Several unanswered questions still loom large, however. Advocates pressed the board to set more ambitious acquisition goals when it comes to privately held tax-delinquent properties. The previous strategic plan from 2014 included escalating targets for acquisition of tax delinquent properties, ramping up to 500 such foreclosures by year two (2016) and ending with year five (2,000 foreclosures). The new plan reduces the acquisition target to 325 annually for the five years in question, leading to a greatly reduced total.

Acquiring land at a steadier clip could potentially help with the land bank’s bottom line, which could be important, as there isn’t much of a dedicated source of revenue right now. (Although acquiring new properties comes with processing and maintenance costs too.) Instead, different lines of funding have been stitched together from year to year, but

now that the agency’s about to begin selling land, these other forms of funding are receding.

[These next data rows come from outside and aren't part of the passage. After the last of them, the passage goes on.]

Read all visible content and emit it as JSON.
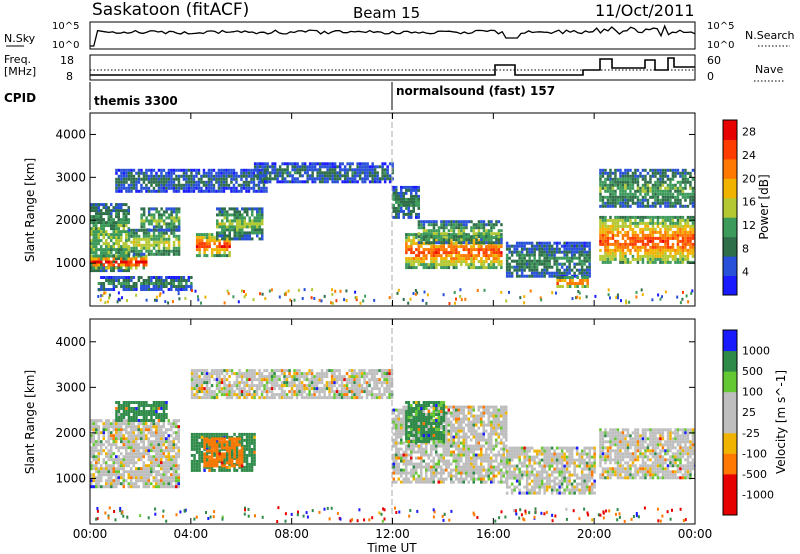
{
  "header": {
    "station": "Saskatoon (fitACF)",
    "beam": "Beam 15",
    "date": "11/Oct/2011"
  },
  "summary": {
    "nsky_label": "N.Sky",
    "nsky_ticks": [
      "10^5",
      "10^0"
    ],
    "nsearch_label": "N.Search",
    "nsearch_ticks": [
      "10^5",
      "10^0"
    ],
    "freq_label_1": "Freq.",
    "freq_label_2": "[MHz]",
    "freq_ticks": [
      "18",
      "8"
    ],
    "nave_label": "Nave",
    "nave_ticks": [
      "60",
      "0"
    ],
    "cpid_label": "CPID",
    "cpid_segments": [
      {
        "name": "themis 3300",
        "start_hour": 0
      },
      {
        "name": "normalsound (fast) 157",
        "start_hour": 12
      }
    ]
  },
  "axes": {
    "x_ticks": [
      "00:00",
      "04:00",
      "08:00",
      "12:00",
      "16:00",
      "20:00",
      "00:00"
    ],
    "x_label": "Time UT",
    "y_label": "Slant Range [km]",
    "y_ticks": [
      "1000",
      "2000",
      "3000",
      "4000"
    ],
    "power_label": "Power [dB]",
    "power_ticks": [
      "4",
      "8",
      "12",
      "16",
      "20",
      "24",
      "28"
    ],
    "velocity_label": "Velocity [m s^-1]",
    "velocity_ticks": [
      "-1000",
      "-500",
      "-100",
      "-25",
      "25",
      "100",
      "500",
      "1000"
    ]
  },
  "colors": {
    "power_scale": [
      "#1a1aff",
      "#2850d8",
      "#2e6e48",
      "#3c9a5a",
      "#b4c832",
      "#f0b400",
      "#ff7800",
      "#ff3c00",
      "#e60000"
    ],
    "velocity_scale": [
      "#e60000",
      "#ff7800",
      "#f0b400",
      "#bebebe",
      "#64c832",
      "#2e8a48",
      "#1a1aff"
    ]
  },
  "chart_data": [
    {
      "type": "heatmap",
      "title": "Power",
      "x_unit": "hour UT",
      "xlim": [
        0,
        24
      ],
      "ylim": [
        0,
        4500
      ],
      "colorbar_range": [
        0,
        30
      ],
      "bands": [
        {
          "h0": 0.0,
          "h1": 1.5,
          "r0": 800,
          "r1": 2400,
          "power": 12
        },
        {
          "h0": 0.0,
          "h1": 2.2,
          "r0": 900,
          "r1": 1200,
          "power": 26
        },
        {
          "h0": 1.5,
          "h1": 3.5,
          "r0": 1200,
          "r1": 1800,
          "power": 14
        },
        {
          "h0": 2.0,
          "h1": 3.5,
          "r0": 1800,
          "r1": 2300,
          "power": 12
        },
        {
          "h0": 4.2,
          "h1": 5.5,
          "r0": 1200,
          "r1": 1700,
          "power": 24
        },
        {
          "h0": 5.0,
          "h1": 6.8,
          "r0": 1600,
          "r1": 2300,
          "power": 12
        },
        {
          "h0": 0.3,
          "h1": 4.0,
          "r0": 420,
          "r1": 700,
          "power": 8
        },
        {
          "h0": 1.0,
          "h1": 7.0,
          "r0": 2700,
          "r1": 3200,
          "power": 6
        },
        {
          "h0": 6.5,
          "h1": 12.0,
          "r0": 2900,
          "r1": 3350,
          "power": 6
        },
        {
          "h0": 12.0,
          "h1": 13.0,
          "r0": 2100,
          "r1": 2800,
          "power": 8
        },
        {
          "h0": 12.5,
          "h1": 16.3,
          "r0": 900,
          "r1": 1700,
          "power": 22
        },
        {
          "h0": 13.0,
          "h1": 16.3,
          "r0": 1500,
          "r1": 2000,
          "power": 12
        },
        {
          "h0": 16.5,
          "h1": 19.8,
          "r0": 700,
          "r1": 1500,
          "power": 8
        },
        {
          "h0": 18.5,
          "h1": 19.7,
          "r0": 480,
          "r1": 700,
          "power": 24
        },
        {
          "h0": 20.2,
          "h1": 24.0,
          "r0": 1000,
          "r1": 2100,
          "power": 22
        },
        {
          "h0": 20.2,
          "h1": 24.0,
          "r0": 2300,
          "r1": 3200,
          "power": 10
        }
      ]
    },
    {
      "type": "heatmap",
      "title": "Velocity",
      "x_unit": "hour UT",
      "xlim": [
        0,
        24
      ],
      "ylim": [
        0,
        4500
      ],
      "colorbar_range": [
        -1000,
        1000
      ],
      "bands": [
        {
          "h0": 0.0,
          "h1": 3.5,
          "r0": 800,
          "r1": 2300,
          "velocity": 0
        },
        {
          "h0": 4.0,
          "h1": 6.5,
          "r0": 1200,
          "r1": 2000,
          "velocity": 200
        },
        {
          "h0": 4.5,
          "h1": 6.0,
          "r0": 1300,
          "r1": 1900,
          "velocity": -300
        },
        {
          "h0": 1.0,
          "h1": 3.0,
          "r0": 2300,
          "r1": 2700,
          "velocity": 300
        },
        {
          "h0": 4.0,
          "h1": 12.0,
          "r0": 2800,
          "r1": 3400,
          "velocity": 0
        },
        {
          "h0": 12.0,
          "h1": 16.5,
          "r0": 900,
          "r1": 2600,
          "velocity": 0
        },
        {
          "h0": 12.5,
          "h1": 14.0,
          "r0": 1800,
          "r1": 2700,
          "velocity": 120
        },
        {
          "h0": 16.5,
          "h1": 20.0,
          "r0": 700,
          "r1": 1700,
          "velocity": 0
        },
        {
          "h0": 20.2,
          "h1": 24.0,
          "r0": 1000,
          "r1": 2100,
          "velocity": 0
        }
      ]
    }
  ]
}
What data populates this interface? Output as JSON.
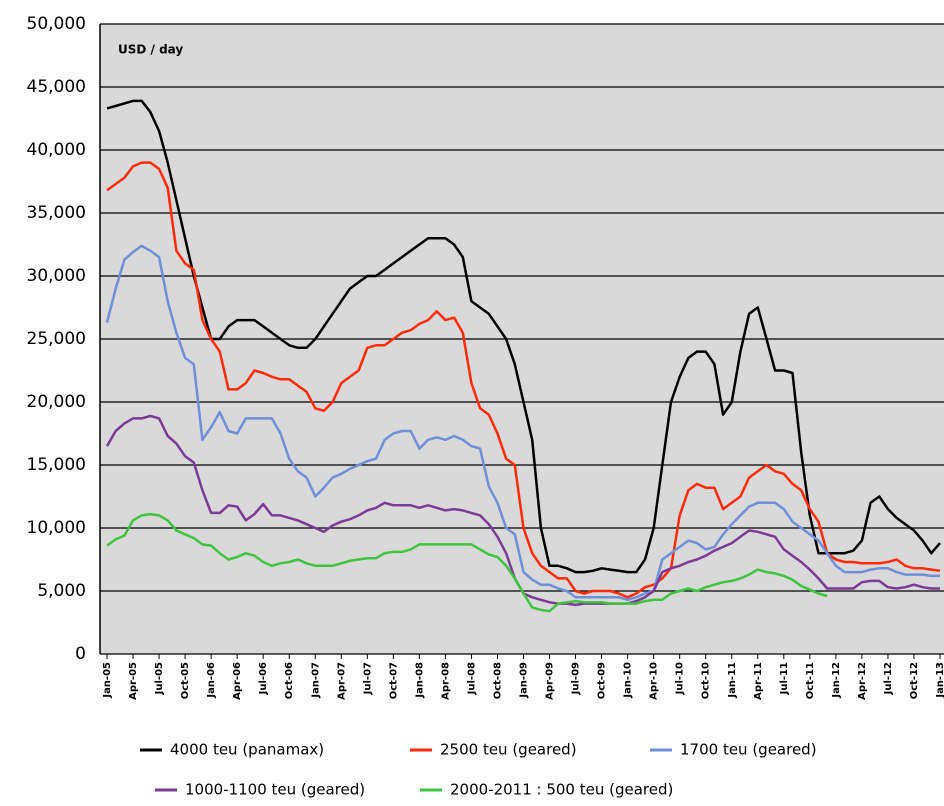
{
  "chart_data": {
    "type": "line",
    "annotation": "USD / day",
    "categories": [
      "Jan-05",
      null,
      null,
      "Apr-05",
      null,
      null,
      "Jul-05",
      null,
      null,
      "Oct-05",
      null,
      null,
      "Jan-06",
      null,
      null,
      "Apr-06",
      null,
      null,
      "Jul-06",
      null,
      null,
      "Oct-06",
      null,
      null,
      "Jan-07",
      null,
      null,
      "Apr-07",
      null,
      null,
      "Jul-07",
      null,
      null,
      "Oct-07",
      null,
      null,
      "Jan-08",
      null,
      null,
      "Apr-08",
      null,
      null,
      "Jul-08",
      null,
      null,
      "Oct-08",
      null,
      null,
      "Jan-09",
      null,
      null,
      "Apr-09",
      null,
      null,
      "Jul-09",
      null,
      null,
      "Oct-09",
      null,
      null,
      "Jan-10",
      null,
      null,
      "Apr-10",
      null,
      null,
      "Jul-10",
      null,
      null,
      "Oct-10",
      null,
      null,
      "Jan-11",
      null,
      null,
      "Apr-11",
      null,
      null,
      "Jul-11",
      null,
      null,
      "Oct-11",
      null,
      null,
      "Jan-12",
      null,
      null,
      "Apr-12",
      null,
      null,
      "Jul-12",
      null,
      null,
      "Oct-12",
      null,
      null,
      "Jan-13"
    ],
    "series": [
      {
        "name": "4000 teu (panamax)",
        "color": "#000000",
        "values": [
          43300,
          43500,
          43700,
          43900,
          43900,
          43000,
          41500,
          39000,
          36000,
          33000,
          30000,
          27500,
          25000,
          25000,
          26000,
          26500,
          26500,
          26500,
          26000,
          25500,
          25000,
          24500,
          24300,
          24300,
          25000,
          26000,
          27000,
          28000,
          29000,
          29500,
          30000,
          30000,
          30500,
          31000,
          31500,
          32000,
          32500,
          33000,
          33000,
          33000,
          32500,
          31500,
          28000,
          27500,
          27000,
          26000,
          25000,
          23000,
          20000,
          17000,
          10000,
          7000,
          7000,
          6800,
          6500,
          6500,
          6600,
          6800,
          6700,
          6600,
          6500,
          6500,
          7500,
          10000,
          15000,
          20000,
          22000,
          23500,
          24000,
          24000,
          23000,
          19000,
          20000,
          24000,
          27000,
          27500,
          25000,
          22500,
          22500,
          22300,
          16000,
          11000,
          8000,
          8000,
          8000,
          8000,
          8200,
          9000,
          12000,
          12500,
          11500,
          10800,
          10300,
          9800,
          9000,
          8000,
          8800
        ]
      },
      {
        "name": "2500 teu (geared)",
        "color": "#ff2a0a",
        "values": [
          36800,
          37300,
          37800,
          38700,
          39000,
          39000,
          38500,
          37000,
          32000,
          31000,
          30500,
          26500,
          25000,
          24000,
          21000,
          21000,
          21500,
          22500,
          22300,
          22000,
          21800,
          21800,
          21300,
          20800,
          19500,
          19300,
          20000,
          21500,
          22000,
          22500,
          24300,
          24500,
          24500,
          25000,
          25500,
          25700,
          26200,
          26500,
          27200,
          26500,
          26700,
          25500,
          21500,
          19500,
          19000,
          17500,
          15500,
          15000,
          10000,
          8000,
          7000,
          6500,
          6000,
          6000,
          5000,
          4800,
          5000,
          5000,
          5000,
          4800,
          4500,
          4800,
          5300,
          5500,
          6000,
          6800,
          11000,
          13000,
          13500,
          13200,
          13200,
          11500,
          12000,
          12500,
          14000,
          14500,
          15000,
          14500,
          14300,
          13500,
          13000,
          11500,
          10500,
          8000,
          7500,
          7300,
          7300,
          7200,
          7200,
          7200,
          7300,
          7500,
          7000,
          6800,
          6800,
          6700,
          6600
        ]
      },
      {
        "name": "1700 teu (geared)",
        "color": "#6f8fd8",
        "values": [
          26300,
          29000,
          31300,
          31900,
          32400,
          32000,
          31500,
          28000,
          25500,
          23500,
          23000,
          17000,
          18000,
          19200,
          17700,
          17500,
          18700,
          18700,
          18700,
          18700,
          17500,
          15500,
          14500,
          14000,
          12500,
          13200,
          14000,
          14300,
          14700,
          15000,
          15300,
          15500,
          17000,
          17500,
          17700,
          17700,
          16300,
          17000,
          17200,
          17000,
          17300,
          17000,
          16500,
          16300,
          13300,
          12000,
          10000,
          9500,
          6500,
          5900,
          5500,
          5500,
          5200,
          5000,
          4500,
          4500,
          4500,
          4500,
          4500,
          4500,
          4300,
          4500,
          4800,
          5000,
          7500,
          8000,
          8500,
          9000,
          8800,
          8300,
          8500,
          9500,
          10300,
          11000,
          11700,
          12000,
          12000,
          12000,
          11500,
          10500,
          10000,
          9500,
          9000,
          8000,
          7000,
          6500,
          6500,
          6500,
          6700,
          6800,
          6800,
          6500,
          6300,
          6300,
          6300,
          6200,
          6200
        ]
      },
      {
        "name": "1000-1100 teu (geared)",
        "color": "#7a3a96",
        "values": [
          16500,
          17700,
          18300,
          18700,
          18700,
          18900,
          18700,
          17300,
          16700,
          15700,
          15200,
          13000,
          11200,
          11200,
          11800,
          11700,
          10600,
          11100,
          11900,
          11000,
          11000,
          10800,
          10600,
          10300,
          10000,
          9700,
          10200,
          10500,
          10700,
          11000,
          11400,
          11600,
          12000,
          11800,
          11800,
          11800,
          11600,
          11800,
          11600,
          11400,
          11500,
          11400,
          11200,
          11000,
          10300,
          9300,
          8000,
          6000,
          4800,
          4500,
          4300,
          4100,
          4000,
          4000,
          3900,
          4000,
          4000,
          4000,
          4000,
          4000,
          4000,
          4200,
          4500,
          5000,
          6500,
          6800,
          7000,
          7300,
          7500,
          7800,
          8200,
          8500,
          8800,
          9300,
          9800,
          9700,
          9500,
          9300,
          8300,
          7800,
          7300,
          6700,
          6000,
          5200,
          5200,
          5200,
          5200,
          5700,
          5800,
          5800,
          5300,
          5200,
          5300,
          5500,
          5300,
          5200,
          5200
        ]
      },
      {
        "name": "2000-2011 : 500 teu (geared)",
        "color": "#3fc43f",
        "values": [
          8600,
          9100,
          9400,
          10600,
          11000,
          11100,
          11000,
          10600,
          9800,
          9500,
          9200,
          8700,
          8600,
          8000,
          7500,
          7700,
          8000,
          7800,
          7300,
          7000,
          7200,
          7300,
          7500,
          7200,
          7000,
          7000,
          7000,
          7200,
          7400,
          7500,
          7600,
          7600,
          8000,
          8100,
          8100,
          8300,
          8700,
          8700,
          8700,
          8700,
          8700,
          8700,
          8700,
          8300,
          7900,
          7700,
          7000,
          6000,
          4800,
          3700,
          3500,
          3400,
          4000,
          4100,
          4200,
          4100,
          4100,
          4100,
          4000,
          4000,
          4000,
          4000,
          4200,
          4300,
          4300,
          4800,
          5000,
          5200,
          5000,
          5300,
          5500,
          5700,
          5800,
          6000,
          6300,
          6700,
          6500,
          6400,
          6200,
          5900,
          5400,
          5100,
          4800,
          4600,
          null,
          null,
          null,
          null,
          null,
          null,
          null,
          null,
          null,
          null,
          null,
          null,
          null
        ]
      }
    ],
    "ylim": [
      0,
      50000
    ],
    "yticks": [
      0,
      {
        "value": 5000,
        "label": "5,000"
      },
      {
        "value": 10000,
        "label": "10,000"
      },
      {
        "value": 15000,
        "label": "15,000"
      },
      {
        "value": 20000,
        "label": "20,000"
      },
      {
        "value": 25000,
        "label": "25,000"
      },
      {
        "value": 30000,
        "label": "30,000"
      },
      {
        "value": 35000,
        "label": "35,000"
      },
      {
        "value": 40000,
        "label": "40,000"
      },
      {
        "value": 45000,
        "label": "45,000"
      },
      {
        "value": 50000,
        "label": "50,000"
      }
    ],
    "grid": true,
    "background": "#d9d9d9"
  }
}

In fiscal year 2017, the land bank’s budget is $700,000 smaller than the year before because the Philadelphia Redevelopment Authority (PRA) is providing almost $2 million less than it did in fiscal year 2016.

The new funding in the 2017 budget comes from city property sales, providing $1.2 million, while the city’s contribution from general funds remains the steady at $500,000.  

“I want to encourage the Kenney administration to adequately fund the land bank,” said Winnie Branton, a consultant and author of the Pennsylvania land bank guide, at the January 5 hearing. “You’ve done a great job getting properties into the land bank, now they are sitting there waiting to be transferred out and that needs money and resources.”

The strategic plan seems to confirm that with the current funding available the land bank will have to be conservative in its outlook. The document lays out three possible futures for the agency and then settles on the least ambitious (and the only one that wouldn’t require the budget to more than double).

With progress advancing so slowly, it seems likely that most tax-delinquent properties will continue to fester and, occasionally be sold at Sheriff’s Sale. That process leaves much to be desired: The final draft reports that just 12 percent of properties dispensed through Sheriff’s Sale ever actually have building permits issued for them. Just three percent have certificates of occupancy issued.

The Village of Arts and Humanities has a good chance of winning a happy ending for the two properties mistakenly sold, at least. Kapust is working with pro bono lawyers at Reed Smith who are helping her organization acquire the parcels. A judge granted their petition to stay the sale, but the case is not yet resolved. She’s in in touch with her local councilperson and the staff of the land bank. But she knows most people aren’t as politically savvy as she is and they may not be able to fight back when an investor at Sheriff’s Sale snaps up a property they’ve maintained and cultivated. That’s why she believes the land bank needs to fulfill its original promise.

“We really appreciate the land bank staffers who are working to ensure those properties do not fall into the hands of the speculators,” said Kapust. “But this is still really worrisome because not all of the organizations and individuals we are working with have the capacity to remedy the situation as swiftly as we hope we are doing right now.”